Franticek fuhr mit der Hand durch seine widerspenstigen roten Locken, die hinter der Stirnglatze wuchsen. So tat er seine Verzweiflung kund über den Umstand, dass er mehr mit den Widrigkeiten im Amt kämpfen musste als mit den Feinden draußen. Von denen gab es viele, und er kannte sie alle in ihren wechselnden Verkleidungen und Namen. Er war ein alter Fahrensmann, dem niemand etwas vormachen konnte. Das glaubte er, und das wussten seine Vorgesetzten. Heute Abend würde er sich in eine Kneipe am Domplatz setzen, eine Zigarre rauchen und ein Kölsch trinken, vielleicht auch zwei, bevor er sich in seiner winzigen Zweizimmerwohnung in der Stolkgasse noch einen Weinbrand gönnte und früh schlafen ging. Wer früher schläft, ist länger wach.

***

Das Erste, das ihm einfiel, war: »Scheiße.« Er hatte Tote gesehen, und einmal hatte er einen Menschen erschossen. Stachelmann wusste, wie das war, aber der Tote vor seinen Augen ließ ihm trotzdem den Magen verkrampfen und Hitze aufsteigen. Er war auf einen Schlag schweißnass. Ihm wurde übel. Seine Hand war plötzlich vor seinen Augen, und die Hand zitterte. Vier, fünf Sekunden stand er starr, bis er endlich das Handy aus der Tasche holte und mehr instinktiv die 110 wählte. Er berichtete der Stimme am anderen Ende stotternd, dass er eine Leiche gefunden habe, im Bundesarchiv an der Finckensteinallee. Er solle warten, sagte die Stimme. Sie war kräftig und ruhig, aber das half Stachelmann jetzt auch nicht.

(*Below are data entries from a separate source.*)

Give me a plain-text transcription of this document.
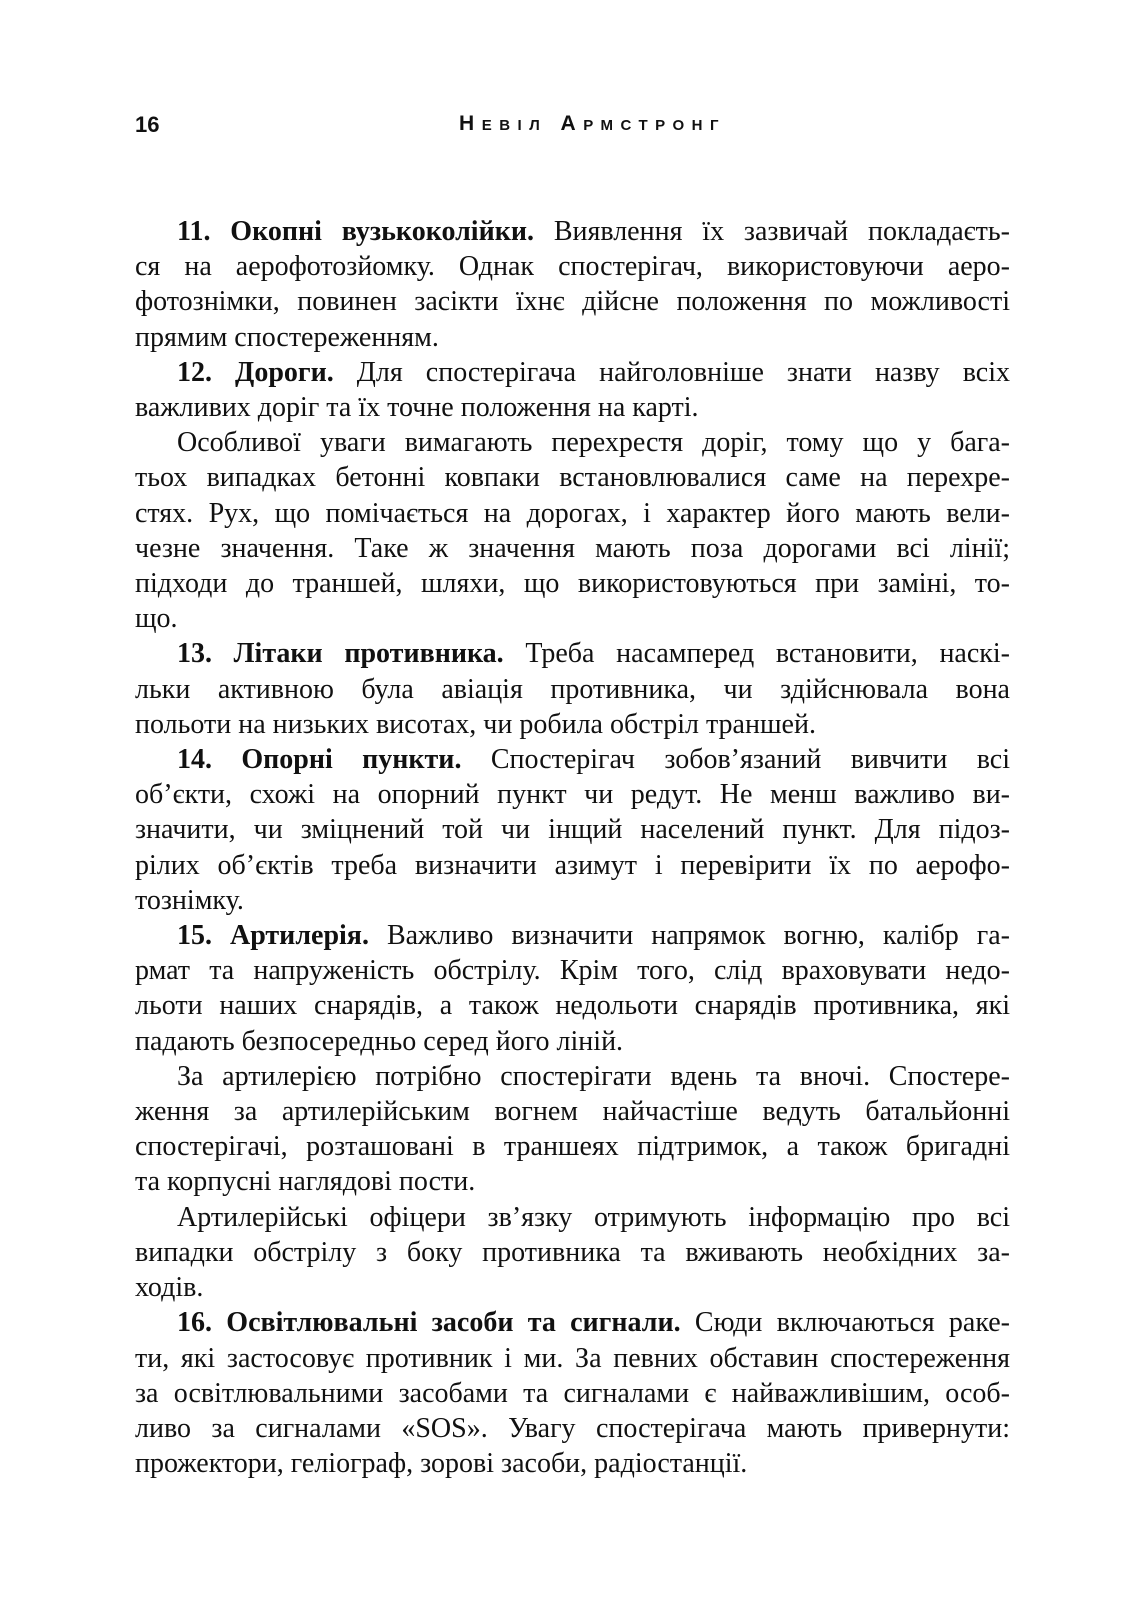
16	Невіл Армстронг
11. Окопні вузькоколійки. Виявлення їх зазвичай покладаєть-
ся на аерофотозйомку. Однак спостерігач, використовуючи аеро-
фотознімки, повинен засікти їхнє дійсне положення по можливості
прямим спостереженням.
12. Дороги. Для спостерігача найголовніше знати назву всіх
важливих доріг та їх точне положення на карті.
Особливої уваги вимагають перехрестя доріг, тому що у бага-
тьох випадках бетонні ковпаки встановлювалися саме на перехре-
стях. Рух, що помічається на дорогах, і характер його мають вели-
чезне значення. Таке ж значення мають поза дорогами всі лінії;
підходи до траншей, шляхи, що використовуються при заміні, то-
що.
13. Літаки противника. Треба насамперед встановити, наскі-
льки активною була авіація противника, чи здійснювала вона
польоти на низьких висотах, чи робила обстріл траншей.
14. Опорні пункти. Спостерігач зобов’язаний вивчити всі
об’єкти, схожі на опорний пункт чи редут. Не менш важливо ви-
значити, чи зміцнений той чи інщий населений пункт. Для підоз-
рілих об’єктів треба визначити азимут і перевірити їх по аерофо-
тознімку.
15. Артилерія. Важливо визначити напрямок вогню, калібр га-
рмат та напруженість обстрілу. Крім того, слід враховувати недо-
льоти наших снарядів, а також недольоти снарядів противника, які
падають безпосередньо серед його ліній.
За артилерією потрібно спостерігати вдень та вночі. Спостере-
ження за артилерійським вогнем найчастіше ведуть батальйонні
спостерігачі, розташовані в траншеях підтримок, а також бригадні
та корпусні наглядові пости.
Артилерійські офіцери зв’язку отримують інформацію про всі
випадки обстрілу з боку противника та вживають необхідних за-
ходів.
16. Освітлювальні засоби та сигнали. Сюди включаються раке-
ти, які застосовує противник і ми. За певних обставин спостереження
за освітлювальними засобами та сигналами є найважливішим, особ-
ливо за сигналами «SOS». Увагу спостерігача мають привернути:
прожектори, геліограф, зорові засоби, радіостанції.
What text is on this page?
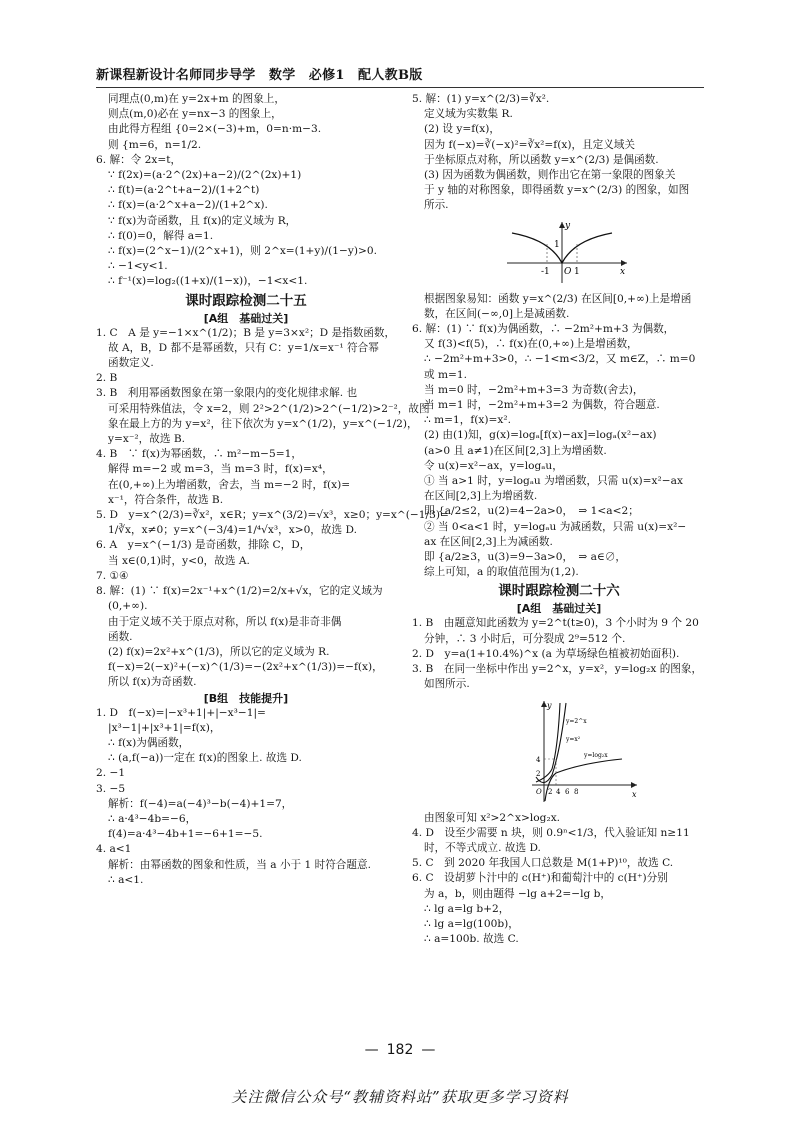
新课程新设计名师同步导学　数学　必修1　配人教B版
同理点(0,m)在 y=2x+m 的图象上，
则点(m,0)必在 y=nx−3 的图象上，
由此得方程组 {0=2×(−3)+m，0=n·m−3.
则 {m=6，n=1/2.
6. 解：令 2x=t，
∵ f(2x)=(a·2^(2x)+a−2)/(2^(2x)+1)
∴ f(t)=(a·2^t+a−2)/(1+2^t)
∴ f(x)=(a·2^x+a−2)/(1+2^x).
∵ f(x)为奇函数，且 f(x)的定义域为 R，
∴ f(0)=0，解得 a=1.
∴ f(x)=(2^x−1)/(2^x+1)，则 2^x=(1+y)/(1−y)>0.
∴ −1<y<1.
∴ f⁻¹(x)=log₂((1+x)/(1−x))，−1<x<1.
课时跟踪检测二十五
[A组　基础过关]
1. C　A 是 y=−1×x^(1/2)；B 是 y=3×x²；D 是指数函数，
故 A，B，D 都不是幂函数，只有 C：y=1/x=x⁻¹ 符合幂
函数定义.
2. B
3. B　利用幂函数图象在第一象限内的变化规律求解. 也
可采用特殊值法，令 x=2，则 2²>2^(1/2)>2^(−1/2)>2⁻²，故图
象在最上方的为 y=x²，往下依次为 y=x^(1/2)，y=x^(−1/2)，
y=x⁻²，故选 B.
4. B　∵ f(x)为幂函数，∴ m²−m−5=1，
解得 m=−2 或 m=3，当 m=3 时，f(x)=x⁴，
在(0,+∞)上为增函数，舍去，当 m=−2 时，f(x)=
x⁻¹，符合条件，故选 B.
5. D　y=x^(2/3)=∛x²，x∈R；y=x^(3/2)=√x³，x≥0；y=x^(−1/3)=
1/∛x，x≠0；y=x^(−3/4)=1/⁴√x³，x>0，故选 D.
6. A　y=x^(−1/3) 是奇函数，排除 C，D，
当 x∈(0,1)时，y<0，故选 A.
7. ①④
8. 解：(1) ∵ f(x)=2x⁻¹+x^(1/2)=2/x+√x，它的定义域为
(0,+∞).
由于定义域不关于原点对称，所以 f(x)是非奇非偶
函数.
(2) f(x)=2x²+x^(1/3)，所以它的定义域为 R.
f(−x)=2(−x)²+(−x)^(1/3)=−(2x²+x^(1/3))=−f(x)，
所以 f(x)为奇函数.
[B组　技能提升]
1. D　f(−x)=|−x³+1|+|−x³−1|=
|x³−1|+|x³+1|=f(x)，
∴ f(x)为偶函数，
∴ (a,f(−a))一定在 f(x)的图象上. 故选 D.
2. −1
3. −5
解析：f(−4)=a(−4)³−b(−4)+1=7，
∴ a·4³−4b=−6，
f(4)=a·4³−4b+1=−6+1=−5.
4. a<1
解析：由幂函数的图象和性质，当 a 小于 1 时符合题意.
∴ a<1.
5. 解：(1) y=x^(2/3)=∛x².
定义域为实数集 R.
(2) 设 y=f(x)，
因为 f(−x)=∛(−x)²=∛x²=f(x)，且定义域关
于坐标原点对称，所以函数 y=x^(2/3) 是偶函数.
(3) 因为函数为偶函数，则作出它在第一象限的图象关
于 y 轴的对称图象，即得函数 y=x^(2/3) 的图象，如图
所示.
y
x
O
-1	1
1
根据图象易知：函数 y=x^(2/3) 在区间[0,+∞)上是增函
数，在区间(−∞,0]上是减函数.
6. 解：(1) ∵ f(x)为偶函数，∴ −2m²+m+3 为偶数，
又 f(3)<f(5)，∴ f(x)在(0,+∞)上是增函数，
∴ −2m²+m+3>0，∴ −1<m<3/2，又 m∈Z，∴ m=0
或 m=1.
当 m=0 时，−2m²+m+3=3 为奇数(舍去)，
当 m=1 时，−2m²+m+3=2 为偶数，符合题意.
∴ m=1，f(x)=x².
(2) 由(1)知，g(x)=logₐ[f(x)−ax]=logₐ(x²−ax)
(a>0 且 a≠1)在区间[2,3]上为增函数.
令 u(x)=x²−ax，y=logₐu，
① 当 a>1 时，y=logₐu 为增函数，只需 u(x)=x²−ax
在区间[2,3]上为增函数.
即 {a/2≤2，u(2)=4−2a>0，　⇒ 1<a<2；
② 当 0<a<1 时，y=logₐu 为减函数，只需 u(x)=x²−
ax 在区间[2,3]上为减函数.
即 {a/2≥3，u(3)=9−3a>0，　⇒ a∈∅，
综上可知，a 的取值范围为(1,2).
课时跟踪检测二十六
[A组　基础过关]
1. B　由题意知此函数为 y=2^t(t≥0)，3 个小时为 9 个 20
分钟，∴ 3 小时后，可分裂成 2⁹=512 个.
2. D　y=a(1+10.4%)^x (a 为草场绿色植被初始面积).
3. B　在同一坐标中作出 y=2^x，y=x²，y=log₂x 的图象，
如图所示.
y
x
O
y=2^x
y=x²
y=log₂x
4
2
2 4 6 8
由图象可知 x²>2^x>log₂x.
4. D　设至少需要 n 块，则 0.9ⁿ<1/3，代入验证知 n≥11
时，不等式成立. 故选 D.
5. C　到 2020 年我国人口总数是 M(1+P)¹⁰，故选 C.
6. C　设胡萝卜汁中的 c(H⁺)和葡萄汁中的 c(H⁺)分别
为 a，b，则由题得 −lg a+2=−lg b，
∴ lg a=lg b+2，
∴ lg a=lg(100b)，
∴ a=100b. 故选 C.
— 182 —
关注微信公众号“教辅资料站”获取更多学习资料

Er hörte, wie sich Schritte im Gang näherten, und ihn packte die verrückte Idee, der Mörder komme zurück. Aber es war nicht der Mörder, es war die Kopierfrau, die hinter ihm stehen blieb und nichts sagte, wo Stachelmann einen Schrei erwartet hatte.

»Ich habe die Polizei angerufen«, sagte er, aber es war nicht seine Stimme, er quetschte es mehr aus der Kehle. Er starrte immer noch auf Rehmers Leiche.

Esther antwortete nicht. Sie schlich weg.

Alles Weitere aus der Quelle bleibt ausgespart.